I can't get the serial monitor to work with my new Arduino Nano ESP32. The sketch never gets past the while(!Serial). If I remove the while(!Serial) I can see the LED blinking, but nothing shows up in the serial monitor.
I have tried:
Using a regular Nano board, and it works just fine.
Changing the baud rate, no difference.
Adding different delays after the Serial.begin().
I'm using a genuine Arduino Nano ESP32, Arduino IDE 2.2.1 and Windows 10.
My sketch is the same as yours, except that I use "D5" for the LED.
It'll stay stuck till you actually bring up SerialMonitor (if its window isn't active then it won't go anywhere).
Yes, the serial monitor is set to 9600. I tried changing from D13 to D5. With while(!Serial), the code never started running. Replacing it with a 1000ms delay made the program start running, but still nothing in the serial monitor.
I used your 9600, forgetting about my 19200 (usual) - and it still worked.
Unexpected.
I changed it to 9600 and it works that way. If SerMon wasn't active initially, it sat dark, but calling up SerMon resulted operation as expected.
This is driving me insane! I have tried reinstalling the IDE, reinstalling libraries, and now tried going back to 1.8.18. Now, whether I use 1.8.18 or 2.2.1, I keep getting "No DFU capable USB device available" when trying to upload sketches.... Have tried different USB-cables and different USB-ports.
I'm giving up for now.... I have tried four different USB-cables, different USB-ports, different PC's, I have tried using the web IDE, and I keep getting the error "No DFU capable USB device available".
I'm guessing that the Nano ESP32 has possibly gone bad, since I actually could upload programs to it yesterday. I have placed an order for a new Nano ESP32 in the hopes that my current one is broken.
Will update when I have tried the new board, and hopefully this will fix my initial problem with the serial monitor as well.
Hello @schectoo, sorry to hear about that experience! I have a couple questions for you to better understand the issue:
Are you using the "Arduino ESP32 boards" core? If not, please install it - if you already have it, please "Remove" and then "Install" it again. (During the setup phase this installs some drivers that are needed for Windows to see the serial port - make sure to allow it to install, if you are prompted by Windows).
Regarding the "DFU not available" issue on your first board, it can mean the original programming was modified during some of your tests.
After updating the core, please use this procedure to fully reinstall the software on a Nano ESP32.

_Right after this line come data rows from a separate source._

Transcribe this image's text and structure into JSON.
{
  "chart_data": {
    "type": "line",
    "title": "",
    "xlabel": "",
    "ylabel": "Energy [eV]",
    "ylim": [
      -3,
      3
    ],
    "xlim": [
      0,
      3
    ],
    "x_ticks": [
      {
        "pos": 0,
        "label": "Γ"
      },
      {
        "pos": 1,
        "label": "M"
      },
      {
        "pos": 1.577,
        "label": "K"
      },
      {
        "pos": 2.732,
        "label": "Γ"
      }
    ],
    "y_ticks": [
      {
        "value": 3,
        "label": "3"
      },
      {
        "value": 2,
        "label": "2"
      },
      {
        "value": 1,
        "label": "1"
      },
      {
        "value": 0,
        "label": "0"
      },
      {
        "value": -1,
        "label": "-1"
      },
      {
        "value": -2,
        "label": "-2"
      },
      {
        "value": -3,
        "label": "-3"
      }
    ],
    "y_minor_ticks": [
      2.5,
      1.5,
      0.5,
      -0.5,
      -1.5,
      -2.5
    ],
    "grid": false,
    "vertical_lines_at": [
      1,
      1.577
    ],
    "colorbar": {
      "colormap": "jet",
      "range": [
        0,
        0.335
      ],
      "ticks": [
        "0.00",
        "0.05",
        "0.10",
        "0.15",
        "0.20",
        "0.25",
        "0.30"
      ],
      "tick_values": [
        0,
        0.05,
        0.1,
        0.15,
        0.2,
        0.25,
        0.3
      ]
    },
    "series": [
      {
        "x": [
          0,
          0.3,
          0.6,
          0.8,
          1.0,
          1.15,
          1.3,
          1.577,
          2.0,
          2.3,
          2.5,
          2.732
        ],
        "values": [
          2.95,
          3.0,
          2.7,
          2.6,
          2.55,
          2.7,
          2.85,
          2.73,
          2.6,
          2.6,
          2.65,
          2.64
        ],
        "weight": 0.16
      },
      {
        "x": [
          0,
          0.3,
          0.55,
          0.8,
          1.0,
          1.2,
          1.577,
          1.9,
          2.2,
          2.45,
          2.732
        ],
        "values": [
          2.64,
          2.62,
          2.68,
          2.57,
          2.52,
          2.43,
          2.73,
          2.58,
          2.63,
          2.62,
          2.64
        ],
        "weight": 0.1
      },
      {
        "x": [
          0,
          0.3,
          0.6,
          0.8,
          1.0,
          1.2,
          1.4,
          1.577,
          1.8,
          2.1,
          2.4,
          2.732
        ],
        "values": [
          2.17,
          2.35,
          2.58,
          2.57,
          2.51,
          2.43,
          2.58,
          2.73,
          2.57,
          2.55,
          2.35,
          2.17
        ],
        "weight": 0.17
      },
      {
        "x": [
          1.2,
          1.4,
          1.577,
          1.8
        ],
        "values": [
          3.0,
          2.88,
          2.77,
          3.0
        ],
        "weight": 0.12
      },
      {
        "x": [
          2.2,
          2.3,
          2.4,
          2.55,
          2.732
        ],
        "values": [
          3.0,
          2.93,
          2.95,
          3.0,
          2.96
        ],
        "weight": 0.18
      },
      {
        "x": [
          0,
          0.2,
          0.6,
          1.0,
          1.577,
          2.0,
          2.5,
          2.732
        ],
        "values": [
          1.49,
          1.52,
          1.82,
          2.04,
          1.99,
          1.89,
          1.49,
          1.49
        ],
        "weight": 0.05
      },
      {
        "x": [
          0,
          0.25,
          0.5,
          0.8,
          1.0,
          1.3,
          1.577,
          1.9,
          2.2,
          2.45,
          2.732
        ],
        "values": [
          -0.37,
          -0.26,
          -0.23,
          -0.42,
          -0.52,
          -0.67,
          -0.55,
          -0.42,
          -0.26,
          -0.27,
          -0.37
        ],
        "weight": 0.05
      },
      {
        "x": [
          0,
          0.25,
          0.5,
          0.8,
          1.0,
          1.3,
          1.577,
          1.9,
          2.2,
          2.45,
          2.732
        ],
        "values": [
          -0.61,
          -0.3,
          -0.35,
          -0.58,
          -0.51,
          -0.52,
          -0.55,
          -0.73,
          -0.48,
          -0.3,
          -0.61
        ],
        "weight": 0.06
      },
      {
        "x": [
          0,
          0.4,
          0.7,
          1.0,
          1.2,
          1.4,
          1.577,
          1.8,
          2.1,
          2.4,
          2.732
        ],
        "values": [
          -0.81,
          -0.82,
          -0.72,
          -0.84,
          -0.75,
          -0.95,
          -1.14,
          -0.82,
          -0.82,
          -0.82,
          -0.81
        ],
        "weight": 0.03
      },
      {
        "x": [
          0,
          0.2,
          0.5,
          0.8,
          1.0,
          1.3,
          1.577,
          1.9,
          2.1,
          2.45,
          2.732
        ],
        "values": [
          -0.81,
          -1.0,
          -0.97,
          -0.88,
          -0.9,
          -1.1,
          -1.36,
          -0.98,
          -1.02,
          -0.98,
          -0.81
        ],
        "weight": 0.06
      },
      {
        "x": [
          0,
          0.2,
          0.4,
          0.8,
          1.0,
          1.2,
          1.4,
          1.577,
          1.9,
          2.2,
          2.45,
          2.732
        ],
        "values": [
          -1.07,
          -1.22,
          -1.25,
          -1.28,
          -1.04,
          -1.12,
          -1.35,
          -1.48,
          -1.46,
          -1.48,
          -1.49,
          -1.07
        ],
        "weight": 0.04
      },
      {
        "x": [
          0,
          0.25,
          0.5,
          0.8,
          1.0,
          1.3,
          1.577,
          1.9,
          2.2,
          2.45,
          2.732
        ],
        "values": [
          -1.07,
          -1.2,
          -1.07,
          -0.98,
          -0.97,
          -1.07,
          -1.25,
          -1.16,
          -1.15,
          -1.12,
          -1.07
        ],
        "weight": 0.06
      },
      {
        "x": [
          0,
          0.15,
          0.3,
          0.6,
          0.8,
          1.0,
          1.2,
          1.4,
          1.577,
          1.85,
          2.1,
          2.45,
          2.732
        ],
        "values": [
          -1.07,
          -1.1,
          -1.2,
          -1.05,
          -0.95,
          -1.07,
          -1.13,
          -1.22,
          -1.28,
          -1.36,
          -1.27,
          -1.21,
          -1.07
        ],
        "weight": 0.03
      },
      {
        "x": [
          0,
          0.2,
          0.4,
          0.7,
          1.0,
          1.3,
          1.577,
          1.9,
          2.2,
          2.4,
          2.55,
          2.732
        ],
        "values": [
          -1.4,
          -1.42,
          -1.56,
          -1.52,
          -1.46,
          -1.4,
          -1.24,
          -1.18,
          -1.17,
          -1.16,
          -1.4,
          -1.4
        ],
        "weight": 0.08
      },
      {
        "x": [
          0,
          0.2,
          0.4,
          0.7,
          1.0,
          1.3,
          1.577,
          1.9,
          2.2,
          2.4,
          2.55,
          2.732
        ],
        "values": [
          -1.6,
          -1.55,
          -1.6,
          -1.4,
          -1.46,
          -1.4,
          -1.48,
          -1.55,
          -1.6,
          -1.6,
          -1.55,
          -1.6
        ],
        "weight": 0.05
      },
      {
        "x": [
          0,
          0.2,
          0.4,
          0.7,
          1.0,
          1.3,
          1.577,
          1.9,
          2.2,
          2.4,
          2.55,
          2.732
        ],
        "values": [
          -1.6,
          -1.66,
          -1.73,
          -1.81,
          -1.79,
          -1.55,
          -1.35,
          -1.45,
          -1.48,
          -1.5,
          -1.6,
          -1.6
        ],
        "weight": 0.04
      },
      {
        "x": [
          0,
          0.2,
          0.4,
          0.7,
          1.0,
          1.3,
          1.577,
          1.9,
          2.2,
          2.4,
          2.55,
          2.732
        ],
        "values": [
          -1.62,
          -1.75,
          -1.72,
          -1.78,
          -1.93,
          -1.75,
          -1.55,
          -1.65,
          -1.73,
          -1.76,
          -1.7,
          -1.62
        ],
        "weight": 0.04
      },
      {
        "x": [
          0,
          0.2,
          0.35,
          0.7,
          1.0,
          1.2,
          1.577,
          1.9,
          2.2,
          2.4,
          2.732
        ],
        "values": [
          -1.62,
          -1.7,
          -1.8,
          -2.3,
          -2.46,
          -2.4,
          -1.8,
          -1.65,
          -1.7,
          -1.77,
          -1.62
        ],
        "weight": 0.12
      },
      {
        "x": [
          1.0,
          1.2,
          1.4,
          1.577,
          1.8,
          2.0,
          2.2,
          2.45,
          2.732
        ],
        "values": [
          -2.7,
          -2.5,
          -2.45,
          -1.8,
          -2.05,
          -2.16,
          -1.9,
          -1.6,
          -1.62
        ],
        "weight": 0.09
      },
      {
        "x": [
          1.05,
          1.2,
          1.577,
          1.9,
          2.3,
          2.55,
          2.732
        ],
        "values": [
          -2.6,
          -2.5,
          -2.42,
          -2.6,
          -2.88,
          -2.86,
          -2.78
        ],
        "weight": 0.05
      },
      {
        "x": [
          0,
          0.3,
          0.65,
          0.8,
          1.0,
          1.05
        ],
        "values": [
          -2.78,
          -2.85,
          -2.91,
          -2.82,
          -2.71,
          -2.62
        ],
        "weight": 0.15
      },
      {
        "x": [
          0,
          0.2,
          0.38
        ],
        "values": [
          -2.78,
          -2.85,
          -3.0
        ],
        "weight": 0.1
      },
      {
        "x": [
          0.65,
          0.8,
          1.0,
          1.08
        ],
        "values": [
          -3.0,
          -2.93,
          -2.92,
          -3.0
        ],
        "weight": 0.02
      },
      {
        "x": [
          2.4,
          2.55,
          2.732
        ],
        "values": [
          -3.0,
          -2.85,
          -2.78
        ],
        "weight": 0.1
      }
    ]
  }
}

Also, make sure that in your IDE, the Tools -> USB Mode option is set to Normal mode (TinyUSB).
YEY! Thank you, you absolute legends on this forum! I skipped the double-tap reset, suggested by @runaway_pancake, and went straight to @lburelli second tip regardning "DFU not available". I now can upload sketches again! And even better, I have the serial monitor again!
I'm certain that some of my tests yesterday messed something up with regards to the "DFU"-error, but I can still not figure out why the serial monitor didn't work out of the box.
I was having the same problem. I ended up installing Visual Studio Code and Platformio with the Arduino framework. When I went back to check something with the Arduino ide, it now magically worked.
If the problem just that the Serial monitor isn't working (but the USB connection is okay) there is a simpler workaround. In your code comment out the while line and uncomment the delay line. With recent cores I find that 5000 ms is enough, though originally I needed 15000.
I have done this in my own code and with half a dozen of the built-in examples and it works every time. It seems like something that could be built into the library.